As a reviewer there is a cycle of going into a truly dark room to watch a load of (hopefully) talented actors and creatives transport us to another world. It’s usually once a week, but it can be up to three or more in all sorts of different venues. And, you know, despite having seen hundreds of performances it never gets boring.
Sometimes it’s rubbish, and that’s always the wonderful risk you run, but more often than not in Yorkshire’s theatreland it is great, and quite often transcendent. And, goddamn, I miss it.
I miss it because art – even if it fails – is part of the timeless human urge to be creative and tell a story. As the always wise Phillip Pulman said: ‘Without stories, we wouldn’t be human beings at all’. And like with so much else he is dead right.
Sure, it’s nice the RSC and National Theatre – which we pay for as taxpayers – have decided to offer free recordings of their best shows, which for some might fill the void. Not me.
I have only been to one live cinema recording of a West End show, which was The Audience starring Helen Mirren. It was ok – and Dame H was brilliant – but it just lacked the glorious anticipation of waiting for the lights to dim, and the communal joy of the truly live experience.
One of the only plus sides of lockdown is that we have much more time to think about what really matters. Theatre matters because it is a mirror onto our complex, messed up world and our place in it. The irony is at the very time we need it most it is not there.
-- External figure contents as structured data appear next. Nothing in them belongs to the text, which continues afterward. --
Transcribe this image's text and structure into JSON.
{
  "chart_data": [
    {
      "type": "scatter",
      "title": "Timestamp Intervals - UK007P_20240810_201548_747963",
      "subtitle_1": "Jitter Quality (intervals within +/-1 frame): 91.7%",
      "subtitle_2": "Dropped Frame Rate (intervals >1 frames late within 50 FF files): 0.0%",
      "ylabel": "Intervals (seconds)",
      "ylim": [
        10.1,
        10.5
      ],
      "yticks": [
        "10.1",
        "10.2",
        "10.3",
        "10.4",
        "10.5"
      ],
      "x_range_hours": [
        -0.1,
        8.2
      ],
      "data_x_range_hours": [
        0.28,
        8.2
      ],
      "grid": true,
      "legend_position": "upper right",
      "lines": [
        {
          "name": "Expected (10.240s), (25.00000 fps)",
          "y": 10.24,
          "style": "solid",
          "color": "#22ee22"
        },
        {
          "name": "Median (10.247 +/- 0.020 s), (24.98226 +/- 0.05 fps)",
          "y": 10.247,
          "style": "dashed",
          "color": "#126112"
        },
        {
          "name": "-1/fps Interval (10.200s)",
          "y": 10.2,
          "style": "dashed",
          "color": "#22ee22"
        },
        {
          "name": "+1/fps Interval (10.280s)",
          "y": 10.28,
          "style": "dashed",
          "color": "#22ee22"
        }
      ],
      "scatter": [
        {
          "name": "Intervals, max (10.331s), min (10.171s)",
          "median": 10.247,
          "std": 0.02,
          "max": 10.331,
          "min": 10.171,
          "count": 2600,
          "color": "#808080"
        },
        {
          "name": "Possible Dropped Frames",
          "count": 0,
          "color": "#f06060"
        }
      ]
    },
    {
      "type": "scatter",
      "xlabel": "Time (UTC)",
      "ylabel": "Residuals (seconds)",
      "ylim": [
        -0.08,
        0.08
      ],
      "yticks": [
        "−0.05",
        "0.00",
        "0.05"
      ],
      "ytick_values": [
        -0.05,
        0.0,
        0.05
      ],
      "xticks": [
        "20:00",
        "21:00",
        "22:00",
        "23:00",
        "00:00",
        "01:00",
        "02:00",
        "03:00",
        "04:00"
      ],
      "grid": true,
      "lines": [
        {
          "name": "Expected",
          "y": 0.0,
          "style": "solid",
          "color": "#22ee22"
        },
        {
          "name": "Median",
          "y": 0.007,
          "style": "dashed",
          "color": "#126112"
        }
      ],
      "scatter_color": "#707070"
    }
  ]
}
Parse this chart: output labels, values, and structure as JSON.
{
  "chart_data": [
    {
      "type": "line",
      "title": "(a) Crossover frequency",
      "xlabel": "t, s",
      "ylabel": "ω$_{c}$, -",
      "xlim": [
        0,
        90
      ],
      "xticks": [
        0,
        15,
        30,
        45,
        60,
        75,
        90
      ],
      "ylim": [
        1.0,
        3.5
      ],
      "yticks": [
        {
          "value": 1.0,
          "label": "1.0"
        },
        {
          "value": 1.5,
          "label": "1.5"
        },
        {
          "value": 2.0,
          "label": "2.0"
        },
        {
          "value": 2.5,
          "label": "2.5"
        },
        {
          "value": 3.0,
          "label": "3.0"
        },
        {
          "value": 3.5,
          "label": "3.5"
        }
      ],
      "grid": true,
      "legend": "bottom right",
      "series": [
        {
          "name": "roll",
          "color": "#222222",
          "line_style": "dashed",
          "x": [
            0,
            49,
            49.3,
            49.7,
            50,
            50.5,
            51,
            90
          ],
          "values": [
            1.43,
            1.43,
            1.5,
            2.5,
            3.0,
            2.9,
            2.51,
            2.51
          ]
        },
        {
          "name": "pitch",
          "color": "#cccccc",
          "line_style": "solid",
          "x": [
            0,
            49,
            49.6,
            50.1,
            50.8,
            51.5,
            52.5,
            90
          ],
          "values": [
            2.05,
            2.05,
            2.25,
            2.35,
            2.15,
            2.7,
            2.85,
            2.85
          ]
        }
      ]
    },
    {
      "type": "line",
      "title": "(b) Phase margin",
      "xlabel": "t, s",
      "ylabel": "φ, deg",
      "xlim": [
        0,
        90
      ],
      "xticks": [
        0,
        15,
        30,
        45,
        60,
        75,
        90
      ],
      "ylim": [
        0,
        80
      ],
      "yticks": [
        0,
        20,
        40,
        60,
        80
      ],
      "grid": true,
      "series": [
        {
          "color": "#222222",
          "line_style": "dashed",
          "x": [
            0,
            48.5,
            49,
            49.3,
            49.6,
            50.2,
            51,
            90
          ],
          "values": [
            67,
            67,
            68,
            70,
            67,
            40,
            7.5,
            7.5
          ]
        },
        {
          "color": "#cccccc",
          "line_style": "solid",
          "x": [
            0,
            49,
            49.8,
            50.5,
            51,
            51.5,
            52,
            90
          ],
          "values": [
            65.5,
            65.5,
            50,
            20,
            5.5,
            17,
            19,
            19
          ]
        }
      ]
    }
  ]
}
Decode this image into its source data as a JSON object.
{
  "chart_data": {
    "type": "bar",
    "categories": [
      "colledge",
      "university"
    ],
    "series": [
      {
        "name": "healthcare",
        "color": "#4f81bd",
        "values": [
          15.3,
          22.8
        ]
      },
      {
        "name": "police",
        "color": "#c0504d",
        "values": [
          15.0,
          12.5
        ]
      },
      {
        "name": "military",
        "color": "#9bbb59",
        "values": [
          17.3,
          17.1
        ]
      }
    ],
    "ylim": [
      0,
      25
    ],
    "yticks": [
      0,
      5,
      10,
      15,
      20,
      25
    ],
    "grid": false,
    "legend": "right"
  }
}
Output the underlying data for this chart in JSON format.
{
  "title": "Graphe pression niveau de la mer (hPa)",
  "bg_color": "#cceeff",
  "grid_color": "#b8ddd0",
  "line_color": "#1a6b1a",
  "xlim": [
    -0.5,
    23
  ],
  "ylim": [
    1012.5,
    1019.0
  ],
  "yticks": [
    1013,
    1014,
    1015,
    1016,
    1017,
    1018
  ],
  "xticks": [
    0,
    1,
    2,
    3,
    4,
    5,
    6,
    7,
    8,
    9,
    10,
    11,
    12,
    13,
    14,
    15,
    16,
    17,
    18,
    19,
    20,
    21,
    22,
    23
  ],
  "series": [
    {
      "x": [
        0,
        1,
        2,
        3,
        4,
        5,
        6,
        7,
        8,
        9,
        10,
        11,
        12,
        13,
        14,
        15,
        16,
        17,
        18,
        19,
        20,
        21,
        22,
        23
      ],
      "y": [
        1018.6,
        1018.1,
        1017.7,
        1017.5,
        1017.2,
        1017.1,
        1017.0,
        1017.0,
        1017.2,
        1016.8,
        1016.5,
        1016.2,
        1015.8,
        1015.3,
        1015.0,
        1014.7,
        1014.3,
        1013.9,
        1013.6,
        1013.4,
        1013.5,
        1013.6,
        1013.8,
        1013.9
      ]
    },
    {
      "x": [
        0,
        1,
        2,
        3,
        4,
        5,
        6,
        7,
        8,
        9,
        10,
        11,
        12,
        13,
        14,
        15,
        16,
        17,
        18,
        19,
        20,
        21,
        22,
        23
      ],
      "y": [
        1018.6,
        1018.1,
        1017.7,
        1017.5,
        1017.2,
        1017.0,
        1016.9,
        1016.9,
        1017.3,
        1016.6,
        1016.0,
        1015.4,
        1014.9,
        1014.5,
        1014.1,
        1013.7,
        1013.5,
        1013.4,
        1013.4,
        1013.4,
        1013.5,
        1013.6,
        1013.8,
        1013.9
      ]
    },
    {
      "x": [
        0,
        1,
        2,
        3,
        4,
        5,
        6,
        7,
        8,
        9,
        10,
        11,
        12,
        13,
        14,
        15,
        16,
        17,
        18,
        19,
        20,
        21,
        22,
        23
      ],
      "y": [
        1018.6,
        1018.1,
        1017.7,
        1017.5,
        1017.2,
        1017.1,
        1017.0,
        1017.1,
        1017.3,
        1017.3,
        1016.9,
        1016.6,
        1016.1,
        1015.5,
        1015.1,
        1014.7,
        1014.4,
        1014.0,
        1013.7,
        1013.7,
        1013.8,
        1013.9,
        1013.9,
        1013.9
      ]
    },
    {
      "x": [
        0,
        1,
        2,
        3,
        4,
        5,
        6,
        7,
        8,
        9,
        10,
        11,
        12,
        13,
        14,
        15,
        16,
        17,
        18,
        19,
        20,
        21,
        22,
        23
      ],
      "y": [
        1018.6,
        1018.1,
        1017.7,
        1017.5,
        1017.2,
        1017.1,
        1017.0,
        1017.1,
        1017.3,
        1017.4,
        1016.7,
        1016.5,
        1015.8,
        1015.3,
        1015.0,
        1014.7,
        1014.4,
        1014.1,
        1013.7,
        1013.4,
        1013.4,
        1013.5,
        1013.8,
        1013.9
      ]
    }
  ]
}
Your heart has to go out to the cast of Missing People at Leeds Playhouse who were minutes away from their opening night when the plug was pulled as the true extent of the virus became obvious. Or the cast of West Side Story at Manchester’s Royal Exchange who on day one of rehearsals were sent home as the theatre closed its doors. Both theatres did the right thing putting safety first, but imagine putting all that work in, and then not being able to do the thing you love.
That and the human cost of the crisis does put my whining that I can’t get my fix of live magic into perspective, but it also proves the show doesn’t always go on. Some things are bigger and rightly so.
Radical theatre company Red Ladder on their Twitter feed noted ‘there is so much theatre in being in a lockdown world’ which creatives will be responding to for many years to come. They are right as we will see a lot of work reflecting on how some people went mad buying mountains of bog rolls when people were dying, or the impact of society shutting down for a few months.
Even King Lear in the deepest throes of his madness would accept that closing our theatres was the right thing to do, but I can’t blooming wait until the doors swing open once more, the lights go down and the magic begins again.